(für kizz) Regenbogenfamilien kämpfen immer noch gegen viele Vorurteile, dabei sind sie Familien wie alle anderen auch.
Bist du die richtige Mama von Edda? Hat Edda zwei Mütter? Ist ihr Papa tot? Solche und ähnliche Fragen hörte Karoline Harthun anfangs jeden Tag, wenn sie ihre Tochter von der Kita abholte. Nach ein paar Wochen war das Thema aber durch – zumindest bei den Kindern. Die einzigen, die hartnäckig fragten, wurden ganz offensichtlich von ihren Eltern dazu aufgestachelt, schreibt Harthun. „An der Art, wie die Kinder auf uns zugingen, konnte man deutlich ablesen, wie die Eltern über uns sprachen.“
Harthun und ihre Frau Esther haben zwei Töchter, beide sind durch künstliche Befruchtung entstanden. Den nicht ganz einfachen Weg zur Elternschaft eines lesbischen Paares und die Reaktionen ihres Umfeldes hat die Berliner Lektorin und Dozentin vor sechs Jahren sehr offen und humorvoll in ihrem Buch Nicht von schlechten Müttern. Abenteuer Regenbogenfamilie (Kösel 2015) beschrieben.

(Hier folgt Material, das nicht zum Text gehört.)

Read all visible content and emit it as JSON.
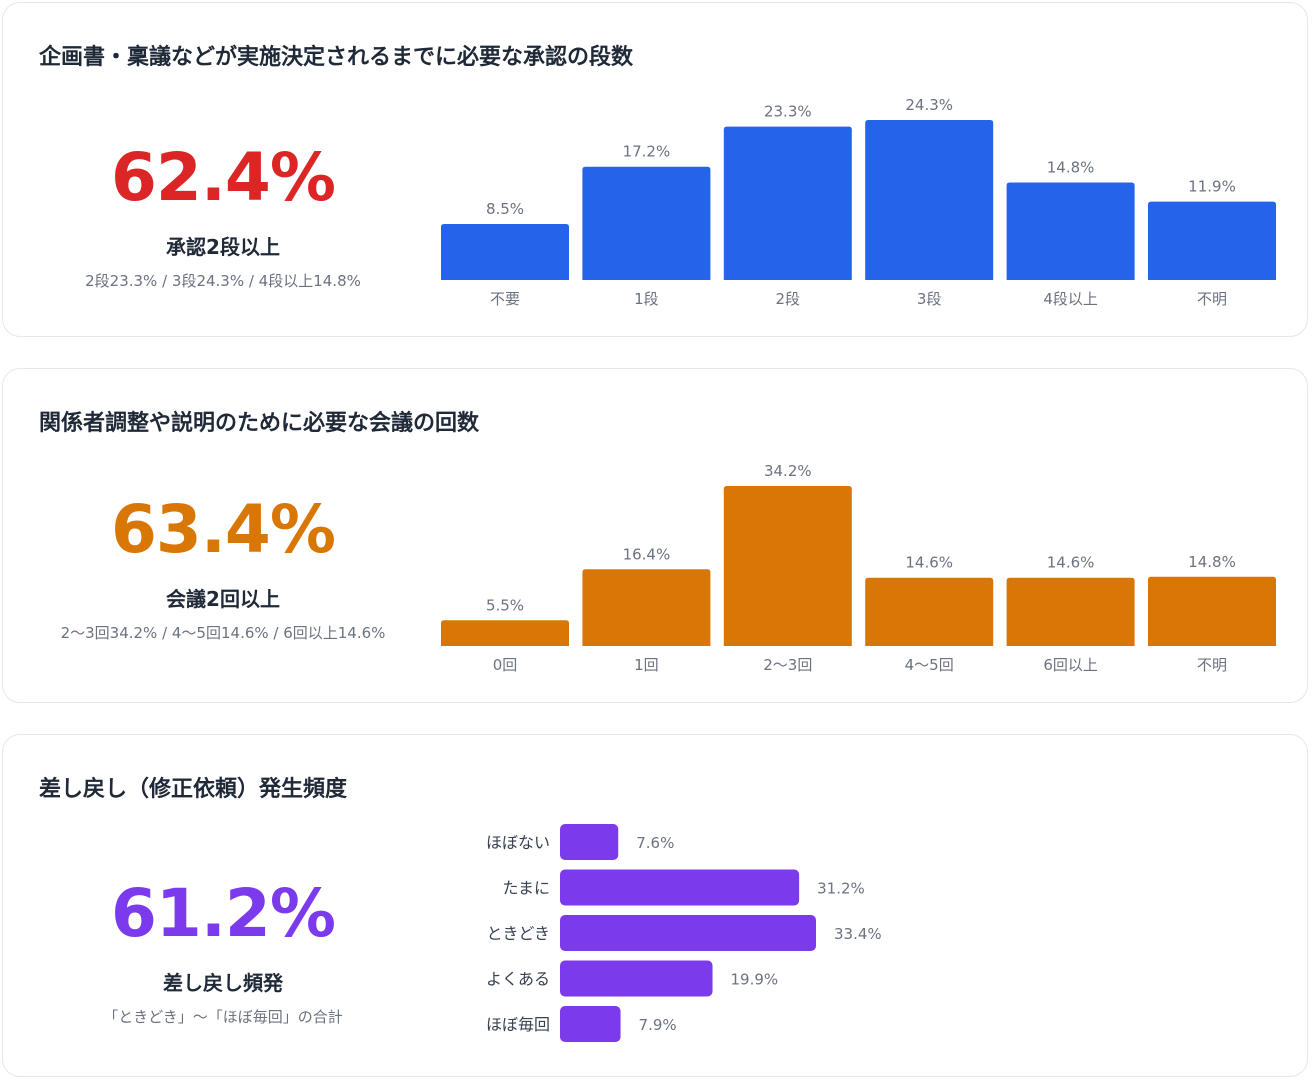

Eine Familie zu gründen oder einen Kinderwunsch zu haben, war für queere Paare lange schwer denkbar. Das ist zum Glück heute anders. Die Gesellschaft ist offener geworden, die Reproduktionsmöglichkeiten vielfältiger, und auch die rechtliche Situation hat sich geändert. Regenbogenfamilien, also Familien, in denen mindestens ein Elternteil lesbisch, schwul oder trans* ist, werden – zumindest in Großstädten – immer sichtbarer. Wie viele es genau sind, lässt sich nur schätzen. Das statistische Bundesamt zählte vor einigen Jahren 16 000 Kinder, die bei einem gleichgeschlechtlichen Paar leben. Nicht berücksichtigt waren dabei Kinder von Alleinerziehenden, aus Patchworkfamilien oder mit Trans*-Eltern.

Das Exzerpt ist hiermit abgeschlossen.